4-H volunteer hatches novel idea for poultry show

Aug. 26—TRANSFER — Nobody had a live entry at this year's Transfer Harvest Home Fair poultry show — and it's not because contestants chickened out.

For the second consecutive year, Pennsylvania banned all poultry shows. The state Department of Agriculture said the ban is due to prevent the spread of the deadly avian influenza cases cropping up at farms in the spring, mostly the eastern side of the state.

But Mercer County 4-H volunteer and Deer Creek Township chicken farmer Debbie Ward hatched a creative idea. Members entered the contest by bringing photos of their chickens.

Even better, kids sewed together pieces of felt with fluffy stuffing to create artificial chickens.

"I'm really proud of my 4-H kids," Ward said.

Photo entries were hung on walls at the fair's poultry exhibit barn. And to make it seem more real, the stuffed chickens were placed in cages just like live ones.

Thor Noble's stuffed entries included a white leghorn chicken. But the 4-H member from West Salem Township enjoyed talking about his silkie chickens.

"Silkies are more of a pet," Noble said. "They would have a difficult time surviving in the wild."

They also have an odd digestive system, he said. To digest their food properly, they have to be fed small stones that grind their nourishment.

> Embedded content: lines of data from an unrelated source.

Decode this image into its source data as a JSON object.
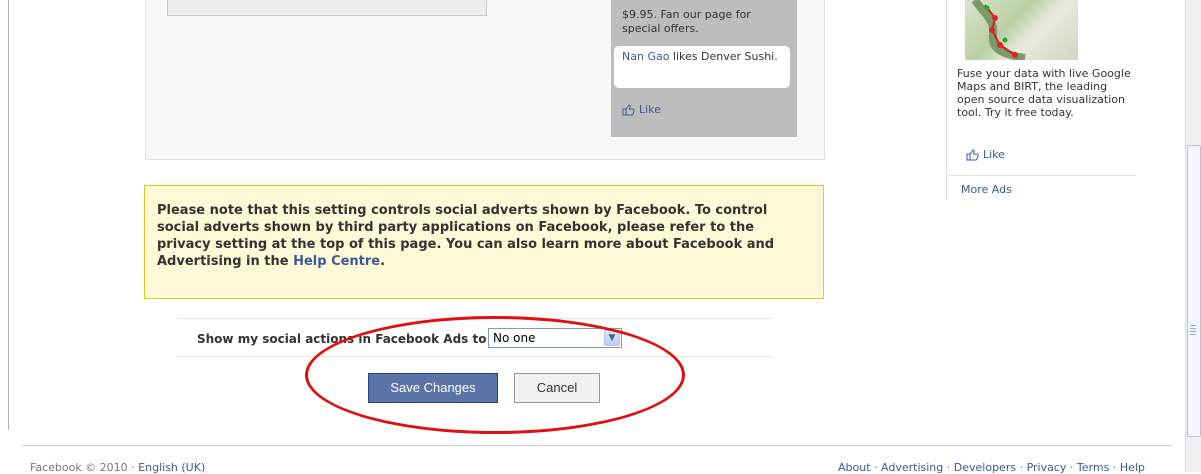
{
  "ad_preview": {
    "ad_text": "$9.95. Fan our page for special offers.",
    "social_name": "Nan Gao",
    "social_text": " likes Denver Sushi.",
    "like_label": "Like"
  },
  "right_ad": {
    "text": "Fuse your data with live Google Maps and BIRT, the leading open source data visualization tool. Try it free today.",
    "like_label": "Like",
    "more_ads": "More Ads"
  },
  "notice": {
    "text": "Please note that this setting controls social adverts shown by Facebook. To control social adverts shown by third party applications on Facebook, please refer to the privacy setting at the top of this page. You can also learn more about Facebook and Advertising in the ",
    "link": "Help Centre",
    "end": "."
  },
  "setting": {
    "label": "Show my social actions in Facebook Ads to",
    "selected": "No one"
  },
  "buttons": {
    "save": "Save Changes",
    "cancel": "Cancel"
  },
  "footer": {
    "copyright": "Facebook © 2010 · ",
    "language": "English (UK)",
    "links": [
      "About",
      "Advertising",
      "Developers",
      "Privacy",
      "Terms",
      "Help"
    ]
  },
  "colors": {
    "link": "#3b5998",
    "annotation": "#e01010",
    "notice_bg": "#fff9d7"
  }
}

Allan Ward of Sandy Lake, Debbie Ward's grandson, beamed over his stuffed Rhode Island red. But his specialty is raising cornish cross chickens.

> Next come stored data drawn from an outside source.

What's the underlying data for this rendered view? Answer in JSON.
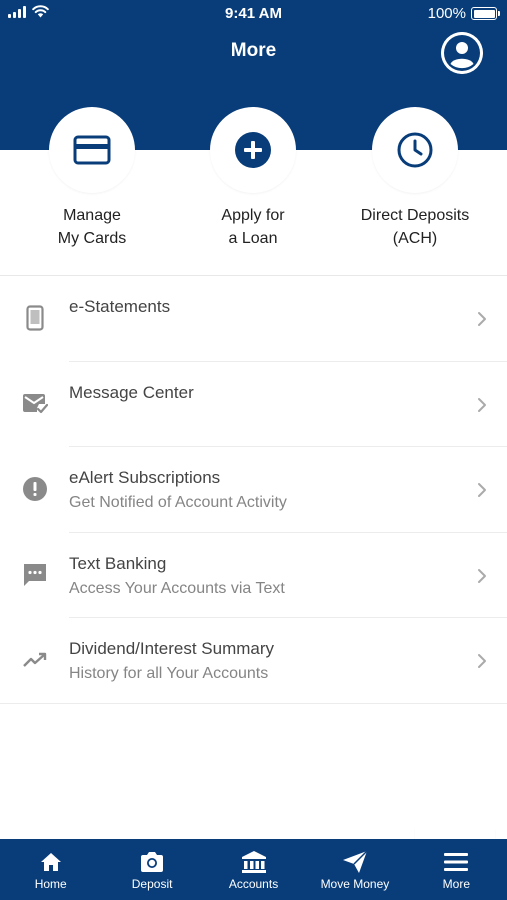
{
  "status_bar": {
    "time": "9:41 AM",
    "battery": "100%"
  },
  "header": {
    "title": "More"
  },
  "quick_actions": [
    {
      "line1": "Manage",
      "line2": "My Cards",
      "icon": "credit-card-icon"
    },
    {
      "line1": "Apply for",
      "line2": "a Loan",
      "icon": "plus-circle-icon"
    },
    {
      "line1": "Direct Deposits",
      "line2": "(ACH)",
      "icon": "clock-icon"
    }
  ],
  "menu": [
    {
      "title": "e-Statements",
      "subtitle": "",
      "icon": "mobile-document-icon"
    },
    {
      "title": "Message Center",
      "subtitle": "",
      "icon": "mail-check-icon"
    },
    {
      "title": "eAlert Subscriptions",
      "subtitle": "Get Notified of Account Activity",
      "icon": "alert-icon"
    },
    {
      "title": "Text Banking",
      "subtitle": "Access Your Accounts via Text",
      "icon": "chat-icon"
    },
    {
      "title": "Dividend/Interest Summary",
      "subtitle": "History for all Your Accounts",
      "icon": "trending-up-icon"
    }
  ],
  "tabs": [
    {
      "label": "Home",
      "icon": "home-icon"
    },
    {
      "label": "Deposit",
      "icon": "camera-icon"
    },
    {
      "label": "Accounts",
      "icon": "bank-icon"
    },
    {
      "label": "Move Money",
      "icon": "send-icon"
    },
    {
      "label": "More",
      "icon": "menu-icon"
    }
  ],
  "colors": {
    "brand": "#083d7a",
    "icon_gray": "#8a8a8a"
  }
}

"They're made for eating," he said.

Neighboring Ohio and New York continue to allow poultry shows.

Poultry growers take bird flu seriously. It's highly contagious and extremely lethal.

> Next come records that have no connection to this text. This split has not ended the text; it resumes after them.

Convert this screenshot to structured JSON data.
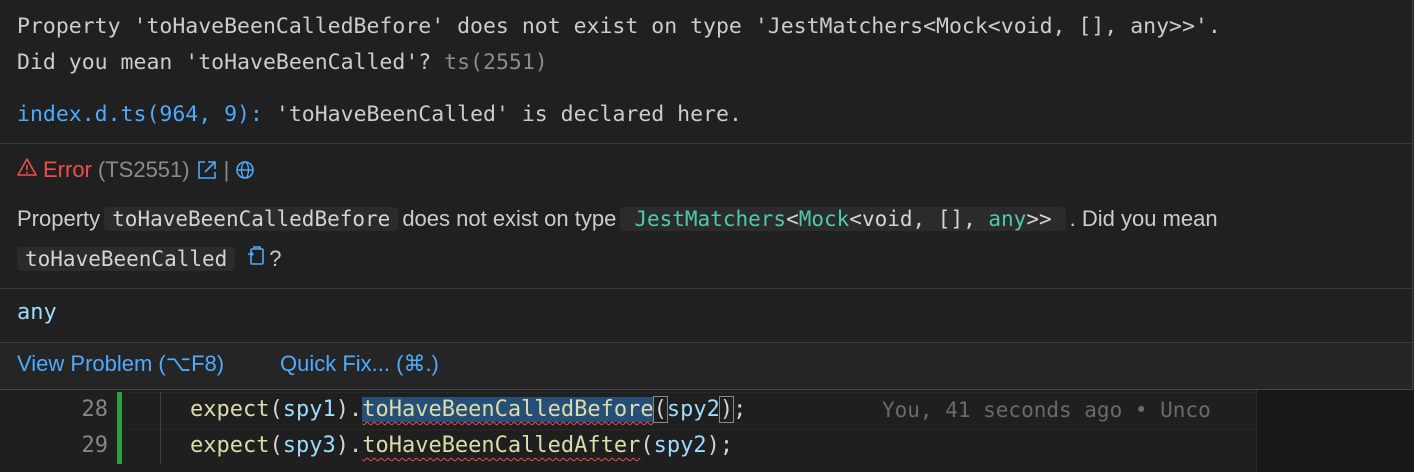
{
  "hover": {
    "ts_line1": "Property 'toHaveBeenCalledBefore' does not exist on type 'JestMatchers<Mock<void, [], any>>'.",
    "ts_line2_main": "Did you mean 'toHaveBeenCalled'?",
    "ts_line2_code": "ts(2551)",
    "decl_link": "index.d.ts(964, 9):",
    "decl_text": "'toHaveBeenCalled' is declared here.",
    "error_icon": "warning-triangle-icon",
    "error_label": "Error",
    "error_code": "(TS2551)",
    "pipe": "|",
    "msg_prefix": "Property",
    "msg_chip1": "toHaveBeenCalledBefore",
    "msg_mid": "does not exist on type",
    "msg_chip2": {
      "p1": "JestMatchers",
      "p2": "<",
      "p3": "Mock",
      "p4": "<void, [], ",
      "p5": "any",
      "p6": ">>"
    },
    "msg_tail": ". Did you mean",
    "msg_chip3": "toHaveBeenCalled",
    "msg_end": "?",
    "type_text": "any",
    "view_problem": "View Problem (⌥F8)",
    "quick_fix": "Quick Fix... (⌘.)"
  },
  "editor": {
    "lines": [
      {
        "number": "28",
        "fn": "expect",
        "open": "(",
        "arg1": "spy1",
        "mid": ").",
        "method": "toHaveBeenCalledBefore",
        "p_open": "(",
        "arg2": "spy2",
        "p_close": ")",
        "end": ";",
        "blame": "You, 41 seconds ago • Unco"
      },
      {
        "number": "29",
        "fn": "expect",
        "open": "(",
        "arg1": "spy3",
        "mid": ").",
        "method": "toHaveBeenCalledAfter",
        "p_open": "(",
        "arg2": "spy2",
        "p_close": ")",
        "end": ";"
      }
    ]
  },
  "colors": {
    "background": "#1f1f1f",
    "error": "#f14c4c",
    "link": "#4daafc",
    "type": "#4ec9b0"
  }
}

"If you have 600 chickens housed together and just one of them gets the flu — you have to euthanize every single one of them," Ward said.

Since it's a virus, like the many viruses humans get, antibiotics are useless, she said.

It doesn't just hit chickens. Other domestic poultry, such as turkeys, can contract the virus.

Wild birds, such as ducks and geese, can carry and spread avian influenza viruses without becoming ill.

The Centers Disease Control and Prevention's website said bird flu viruses are caused by an influenza type A virus. It can be transmitted from infected birds to other animals, and potentially to humans, in two main ways:

— Directly from infected birds or from virus-contaminated environments.

— Through an intermediate host, such as another animal.

Direct infection can occur from exposure to saliva, mucous, or feces from infected birds. But bird flu infections among people are rare, the CDC said.

Raising chickens in backyards has gained popularity. Ward said anyone with chickens that drop dead suddenly needs to report that to the Agriculture department.

"You have to be vigilant," she said.